Варвара Сергеевна проснулась от собственного крика.
* * *
После завтрака, который порадовал воздушным «детсадовским» омлетом, пришел Валерий Павлович и принес мобильный, а к нему — нежданный подарок, коробочку с беспроводными наушниками.
— Держи вот, музыку будешь слушать! Загрузи приложение, там есть все, от классики до шансона.
На все расспросы, когда ее выпишут из больницы, он отвечал уклончиво:
— Варюш, потерпи еще несколько дней. Надо прокапаться, отоспаться. Давление нормализуется, гемоглобин поднимется — и выпишут, — гладя ее по руке, уговаривал он.
— Валер, — мягко отодвинула она его руку и присела на кровать, — не юли! Что со мной было? С давлением и гемоглобином не держат в неврологии. И не пытают странными вопросами.
— А ты можешь на них ответить? — то ли с надеждой, то ли отчаяньем спросил доктор.
— Я уже отвечала.
— Давай попробуем еще раз.
— Давай! — приняла воинственный вид Самоварова. — Валяй, спрашивай!
Валерий Павлович уж было напялил на лицо терпеливое «врачебное» выражение, но, поглядев на нее внимательно, вздохнул и как-то слишком грустно улыбнулся.
— Что ты помнишь последнее?
— Опять двадцать пять! Последнее из чего? — с ходу завелась Варвара Сергеевна.
— Из произошедших перед тем, как ты оказалась здесь, событий.
— Ты ушел на работу. На собеседование к Вислакову, — произнеся эту фамилию, она почувствовала, как сердце заколотилось быстрее. Что-то в этой фамилии и в доморощенной детективной истории, которой Анька с ней поделилась, было очень важное. Как будто само сочетание букв — ВИСЛАКОВ — было косвенной, но важной ниточкой к распутыванию тугого узла.
— Было такое.
— Не сомневаюсь, что тебя взяли.
— Взяли… Значит, что было после ты не помнишь?
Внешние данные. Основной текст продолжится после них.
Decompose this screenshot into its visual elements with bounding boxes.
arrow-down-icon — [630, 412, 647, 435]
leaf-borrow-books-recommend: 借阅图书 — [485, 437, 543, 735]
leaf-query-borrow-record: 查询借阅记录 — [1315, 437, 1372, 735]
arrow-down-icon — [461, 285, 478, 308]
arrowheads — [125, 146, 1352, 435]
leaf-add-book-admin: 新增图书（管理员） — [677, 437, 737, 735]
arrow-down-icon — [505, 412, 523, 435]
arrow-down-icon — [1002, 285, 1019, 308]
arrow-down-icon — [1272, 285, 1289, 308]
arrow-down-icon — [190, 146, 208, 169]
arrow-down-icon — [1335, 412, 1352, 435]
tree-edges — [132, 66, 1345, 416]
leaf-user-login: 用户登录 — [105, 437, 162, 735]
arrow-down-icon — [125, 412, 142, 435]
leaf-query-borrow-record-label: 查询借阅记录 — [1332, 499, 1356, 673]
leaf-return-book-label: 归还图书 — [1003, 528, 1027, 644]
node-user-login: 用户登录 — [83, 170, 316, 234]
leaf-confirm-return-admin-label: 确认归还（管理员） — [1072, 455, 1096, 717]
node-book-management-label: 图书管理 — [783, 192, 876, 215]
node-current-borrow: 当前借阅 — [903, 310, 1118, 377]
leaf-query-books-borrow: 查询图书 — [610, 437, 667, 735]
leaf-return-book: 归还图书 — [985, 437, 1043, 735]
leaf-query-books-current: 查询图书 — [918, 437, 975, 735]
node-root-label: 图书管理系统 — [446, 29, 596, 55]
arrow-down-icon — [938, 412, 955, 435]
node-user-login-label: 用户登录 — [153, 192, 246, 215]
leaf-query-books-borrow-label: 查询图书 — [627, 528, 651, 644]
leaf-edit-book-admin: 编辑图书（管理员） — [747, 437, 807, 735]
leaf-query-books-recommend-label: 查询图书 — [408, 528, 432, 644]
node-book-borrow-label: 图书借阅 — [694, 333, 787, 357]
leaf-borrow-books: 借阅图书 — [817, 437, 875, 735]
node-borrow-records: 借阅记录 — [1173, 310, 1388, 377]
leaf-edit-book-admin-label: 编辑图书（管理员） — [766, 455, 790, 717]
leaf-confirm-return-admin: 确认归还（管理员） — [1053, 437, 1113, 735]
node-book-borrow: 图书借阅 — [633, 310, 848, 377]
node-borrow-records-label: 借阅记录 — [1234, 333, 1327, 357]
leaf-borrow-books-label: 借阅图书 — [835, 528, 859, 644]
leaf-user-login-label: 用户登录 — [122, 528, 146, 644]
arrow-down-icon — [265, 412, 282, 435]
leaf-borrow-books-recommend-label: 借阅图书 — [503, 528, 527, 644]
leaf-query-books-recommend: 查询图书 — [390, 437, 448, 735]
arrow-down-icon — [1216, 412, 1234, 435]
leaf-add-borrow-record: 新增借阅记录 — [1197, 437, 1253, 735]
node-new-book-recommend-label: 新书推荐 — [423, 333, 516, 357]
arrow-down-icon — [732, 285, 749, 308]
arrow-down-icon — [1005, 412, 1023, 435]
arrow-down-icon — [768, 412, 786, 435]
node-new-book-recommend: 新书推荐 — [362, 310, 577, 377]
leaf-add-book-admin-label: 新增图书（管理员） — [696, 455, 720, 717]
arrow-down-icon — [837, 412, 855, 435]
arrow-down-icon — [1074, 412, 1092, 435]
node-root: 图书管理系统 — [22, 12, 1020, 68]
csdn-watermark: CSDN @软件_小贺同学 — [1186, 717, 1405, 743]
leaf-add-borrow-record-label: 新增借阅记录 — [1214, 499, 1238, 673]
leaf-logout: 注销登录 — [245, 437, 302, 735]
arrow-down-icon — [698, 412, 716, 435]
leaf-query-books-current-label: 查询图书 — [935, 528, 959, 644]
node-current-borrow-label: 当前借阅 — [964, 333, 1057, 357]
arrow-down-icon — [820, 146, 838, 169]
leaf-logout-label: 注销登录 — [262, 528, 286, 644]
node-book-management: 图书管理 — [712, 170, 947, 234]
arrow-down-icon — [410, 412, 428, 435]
— Не помню, но понимаю. Я отключилась в своей квартире, из моей головы вывалился ряд событий. А судя по тому, что сейчас на дворе середина ноября — этих событий много, — беспристрастно констатировала Самоварова, словно речь шла о другом человеке. — Но только совершенно не понимаю, почему ты не хочешь мне помочь!
— Варюша… Ты должна вспомнить сама. А может, лучше и не вспоминать… Ничего фатального в том, что ты не помнишь, нет, поверь, — лгал он, не глядя ей в глаза. — Со временем все восстановится.
— Мне не надо «со временем». Я хочу знать правду сейчас.
Доктор пересел на кровать, и приобняв ее за колени, уткнул в них голову.
— Прости меня, пожалуйста…
— За что?
— Я был к тебе невнимателен.
— Ну, довольно… — Наблюдая его минутную слабость, она готова была расплакаться. — Слушай, принеси-ка платок, что ты подарил мне в Риме! — пощекотала она доктора за шею.
— Я подарю тебе еще много платков, — вытащив из-под одеяла ее голую ногу, доктор прильнул губами к ее ступне.
От столь неожиданной ласки Самоварова смутилась окончательно.